Paper ID: | 787 |
---|---|

Title: | Optimistic posterior sampling for reinforcement learning: worst-case regret bounds |

Posterior Sampling for Reinforcement Learning: Worst-Case Regret Bounds
=======================================================================
This paper presents a new algorithm for efficient exploration in Markov decision processes.
This algorithm is an optimistic variant of posterior sampling, similar in flavour to BOSS.
The authors prove new performance bounds for this approach in a minimax setting that are state of the art in this setting.
There are a lot of things to like about this paper:
- The paper is well written and clear overall.
- The analysis and rigour is of a high standard. I would say that most of the key insights do come from the earlier "Gaussian-Dirichlet dominance" of Osband et al, but there are some significant extensions and results that may be of wider interest to the community.
- The resulting bound, which is O(D \sqrt{SAT}) for large enough T is the first to match the lower bounds in this specific setting (communicating MDPs with worst-case guarantees) up to logarthmic factors.
Overall I think that this is a good paper and will be of significant interest to the community.
I would recommend acceptance, however there are several serious issues that need to be addressed before a finalized version:
- This paper doesn't do a great job addressing the previous Bayesian analyses of PSRL, and the significant similarities in the work. Yes, these new bounds are "worst case" rather than in expectation and for communicating MDPs instead of finite horizon... however these differences are not so drastic to just be dismissed as incomparable. For example, this paper never actually mentions that PSRL/RLSVI used this identical stochastic optimism condition to perform a similar reduction of S to \sqrt{S}.
- Further, this algorithm is definitively not "PSRL" (it's really much more similar to BOSS) and it needs a specific name. My belief is that the current analysis would not apply to PSRL, where only one sample is taken, but PSRL actually seems to perform pretty well in experiments (see Osband and Van Roy 2016)... do the authors think that these extra samples are really necessary?
- The new bounds aren't really an overall improvement in big O scaling apart from very large T. I think this blurs a lot of the superiority of the "worst-case" analysis over "expected" regret... none of these "bounds" are exactly practical, but their main value is in terms of the insight towards efficient exploration algorithms. It seems a significant downside to lose the natural simplicity/scalability of PSRL all in the name of these bounds, but at a huge computational cost and an algorithm that no longer really scales naturally to domains with generalization.
- It would be nice to add some experimental evaluation of this new algorithm, perhaps through the code published as part of (Osband and Van Roy, 2016)... especially if this can add some intuition/insight to the relative practical performance of these algorithms.
==============================================================================
= Rebuttal comments
==============================================================================
Thanks for the author feedback, my overall opinion is unchanged and I definitely recommend acceptance... but I *strongly* hope that this algorithm gets a clear name separate to PSRL because I think it will only lead to confusion in the field otherwise.
On the subject of bounds I totally agree these new bounds (and techniques) are significant. I do believe it would give some nice context to mention that at a high level the BayesRegret analysis for PSRL also reduced the S -> sqrt{S}.
On the subject of multiple samples the authors mention “An Optimistic Posterior Sampling Strategy for Bayesian Reinforcement Learning, Raphael Fonteneau, Nathan Korda, Remi Munos”, which I think is a good reference. One thing to note is that this workshop paper (incorrectly) compared a version of PSRL (and optimistic PSRL) that resamples every timestep... this removes the element of "deep exploration" due to sampling noise every timestep. If you actually do the correct style of PSRL (resampling once per episode) then multiple samples does not clearly lead to improved performance (see Appendix D.3 https://arxiv.org/pdf/1607.00215.pdf )
On the subject of bounds and large T, I do agree with the authors, but I think they should make sure to stress that for small T these bounds are not as good and whether these "trailing" terms are real or just an artefact of loose analysis.

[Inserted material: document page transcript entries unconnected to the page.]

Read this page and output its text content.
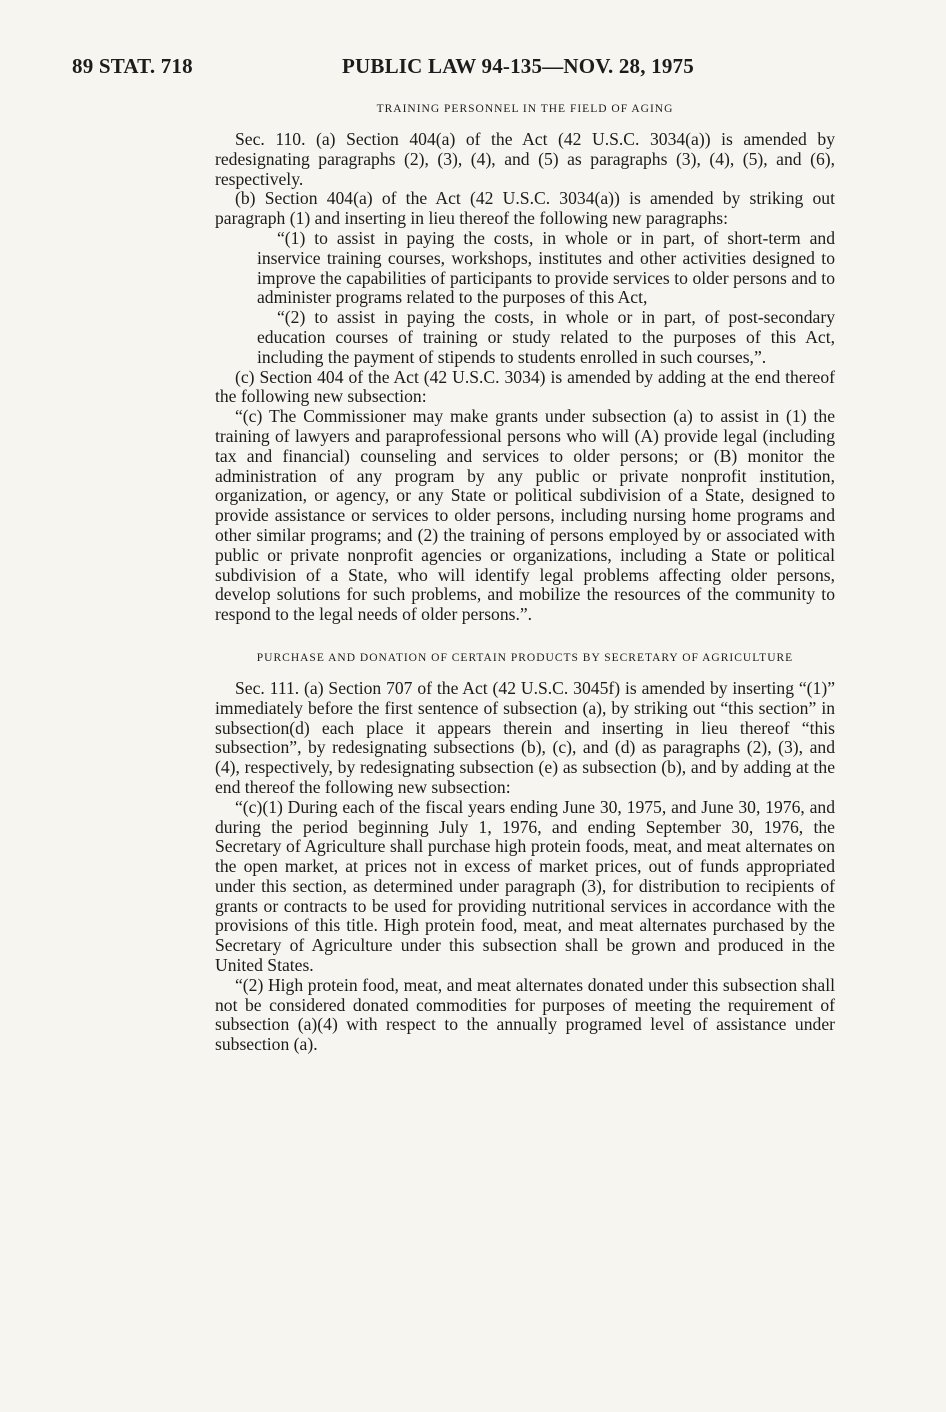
89 STAT. 718	PUBLIC LAW 94-135—NOV. 28, 1975
TRAINING PERSONNEL IN THE FIELD OF AGING

Sec. 110. (a) Section 404(a) of the Act (42 U.S.C. 3034(a)) is amended by redesignating paragraphs (2), (3), (4), and (5) as paragraphs (3), (4), (5), and (6), respectively.

(b) Section 404(a) of the Act (42 U.S.C. 3034(a)) is amended by striking out paragraph (1) and inserting in lieu thereof the following new paragraphs:

“(1) to assist in paying the costs, in whole or in part, of short-term and inservice training courses, workshops, institutes and other activities designed to improve the capabilities of participants to provide services to older persons and to administer programs related to the purposes of this Act,

“(2) to assist in paying the costs, in whole or in part, of post-secondary education courses of training or study related to the purposes of this Act, including the payment of stipends to students enrolled in such courses,”.

(c) Section 404 of the Act (42 U.S.C. 3034) is amended by adding at the end thereof the following new subsection:

“(c) The Commissioner may make grants under subsection (a) to assist in (1) the training of lawyers and paraprofessional persons who will (A) provide legal (including tax and financial) counseling and services to older persons; or (B) monitor the administration of any program by any public or private nonprofit institution, organization, or agency, or any State or political subdivision of a State, designed to provide assistance or services to older persons, including nursing home programs and other similar programs; and (2) the training of persons employed by or associated with public or private nonprofit agencies or organizations, including a State or political subdivision of a State, who will identify legal problems affecting older persons, develop solutions for such problems, and mobilize the resources of the community to respond to the legal needs of older persons.”.

PURCHASE AND DONATION OF CERTAIN PRODUCTS BY SECRETARY OF AGRICULTURE

Sec. 111. (a) Section 707 of the Act (42 U.S.C. 3045f) is amended by inserting “(1)” immediately before the first sentence of subsection (a), by striking out “this section” in subsection(d) each place it appears therein and inserting in lieu thereof “this subsection”, by redesignating subsections (b), (c), and (d) as paragraphs (2), (3), and (4), respectively, by redesignating subsection (e) as subsection (b), and by adding at the end thereof the following new subsection:

“(c)(1) During each of the fiscal years ending June 30, 1975, and June 30, 1976, and during the period beginning July 1, 1976, and ending September 30, 1976, the Secretary of Agriculture shall purchase high protein foods, meat, and meat alternates on the open market, at prices not in excess of market prices, out of funds appropriated under this section, as determined under paragraph (3), for distribution to recipients of grants or contracts to be used for providing nutritional services in accordance with the provisions of this title. High protein food, meat, and meat alternates purchased by the Secretary of Agriculture under this subsection shall be grown and produced in the United States.

“(2) High protein food, meat, and meat alternates donated under this subsection shall not be considered donated commodities for purposes of meeting the requirement of subsection (a)(4) with respect to the annually programed level of assistance under subsection (a).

The authors present a reinforcement learning algorithm based on posterior sampling and show that it achieves a worst-case total regret bound that is an improvement over the best available bound by a factor of sqrt(S) for the case of infinite horizon average rewards, thus closing the gap between the known lower bound and achievable upper bound.
The paper is easy to read and technically sound. Although I did not go through the detailed proofs, the argument of how the regret bound is improved via Dirichlet concentration is compelling. The author should provide some details on the differences between the techniques used in proving the worst-case regret bounds compared to those used in proving the existing Bayesian-regret bounds.
Some empirical comparisons between the proposed algorithm and UCRL2 would be helpful in demonstrating the performance difference afforded via posterior sampling.